Quand j'écris “avant de commencer” c'est sérieux, très sérieux. Je n'ai pas trouvé comment relire les tags IPTC des photos d'un album chargé dans Piwigo directement via le formulaire prévu avant ces manipulations et j'ai donc dû supprimer et réimporter les photos concernées.

D'une manière générale, si vous avez quelques idées précises en tête de ce que vous voulez obtenir de Piwigo, je recommande de tester à fond avec seulement quelques photos jusqu'à obtenir le résultat voulu en étant prêt à recommencer à 0 avant de ranger vos clichés pour de bon.

Une base de données

Sans base de données MySQL (ou équivalent), Piwigo ne fonctionnera pas. Il faut donc créer une base de donnée vierge (en interclassement utf8_general_ci et basée sur le moteur MyISAM) et définir l'utilisateur qui sera utilisé par Piwigo pour y accéder. Le plus simple avec par exemple phpMyAdmin est de demander la création d'un utilisateur piwigo avec sa base de données dédiée.

Read Metadata : un plugin indispensable

D'après ce que j'ai compris (mais je peut me tromper), sans cette extenion, la notion de tag de Piwigo est indépendante des photos : on crée une liste de tags dans la base de données Piwigo et on y lie les photos mais l'info n'est stockée que dans la base de données et pas dans les photos (à moins que le plugin Write Metadata permette d'écrire proprement ces tags créés dans Piwigo mais je n'ai pas testé).

Une fois que Read Metadata est activé, lorsque l'on importe une photo, les tags contenus dans la photo sont lus et intégrés à la base de données. Il permet par ailleurs (dans AdministrationPluginsLire les métadonnées) d'afficher tous les champs EXIF et IPTC contenu dans une image dont on connait l'ID.

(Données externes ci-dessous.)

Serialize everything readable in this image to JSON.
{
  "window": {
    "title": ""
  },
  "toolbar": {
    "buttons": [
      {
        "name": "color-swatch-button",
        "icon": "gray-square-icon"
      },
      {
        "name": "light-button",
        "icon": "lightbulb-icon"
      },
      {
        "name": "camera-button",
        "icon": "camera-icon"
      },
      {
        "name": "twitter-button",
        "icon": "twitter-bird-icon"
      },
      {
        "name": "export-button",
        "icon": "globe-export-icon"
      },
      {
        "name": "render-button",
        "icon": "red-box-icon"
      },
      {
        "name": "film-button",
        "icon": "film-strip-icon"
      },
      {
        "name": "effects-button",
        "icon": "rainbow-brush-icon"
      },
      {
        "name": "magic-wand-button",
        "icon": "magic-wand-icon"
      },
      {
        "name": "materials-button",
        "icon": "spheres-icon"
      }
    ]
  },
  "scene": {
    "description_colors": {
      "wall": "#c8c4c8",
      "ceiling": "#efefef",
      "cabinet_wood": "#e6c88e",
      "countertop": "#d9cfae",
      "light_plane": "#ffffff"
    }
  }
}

D'après mon expérience, il doit impérativement être installé avant d'importer les photos, mais il existe peut-être une astuce pour les autres (j'ai tenter de resynchroniser des albums existants en cochant la case [Écraser les données existantes] mais sans succès en ce qui concerne les albums virtuels).

Configuration nécessaire

Toujours pour permettre à Piwigo d'utiliser les tags contenus dans les fichiers (entre autres métadonnées EXIF et IPTC), il faut ajouter des options au fichiers de configuration local (qu'il faut créer car il n'existe pas à l'installation) :

root@hostname:/# vi /var/www/geekitude.photos/local/config/config.inc.php
config.inc.php
#<?php
$conf['use_exif'] = true;
$conf['use_iptc'] = true;
?>

Initialiser la galerie

Pour cela, il suffit de naviguer jusqu'à Piwigo qui demandera les paramètres de la base de données qu'il doit utiliser ainsi que le nom et le mot de passe de l'administrateur.

Choisir une méthode de stockage des photos

ATTENTION : la méthode utilisée ici s'applique à un serveur hébergé chez moi. Certains hébergeur considèrent qu'une utilisation importante (et la notion est subjective) des ressources du serveur est un abus des Conditions Générales du contrat passible d'une rupture de contrat sans préavis. Autrement dit il peut être important de générer les miniatures et autres tailles d'images avant de les envoyer sur le serveur (afin que leur génération ne provoque pas une utilisation “importante” de ressources). Si votre site est hébergé chez un fournisseur, je vous recommande de lire attentivement cette rubrique de la FAQ du logiciel.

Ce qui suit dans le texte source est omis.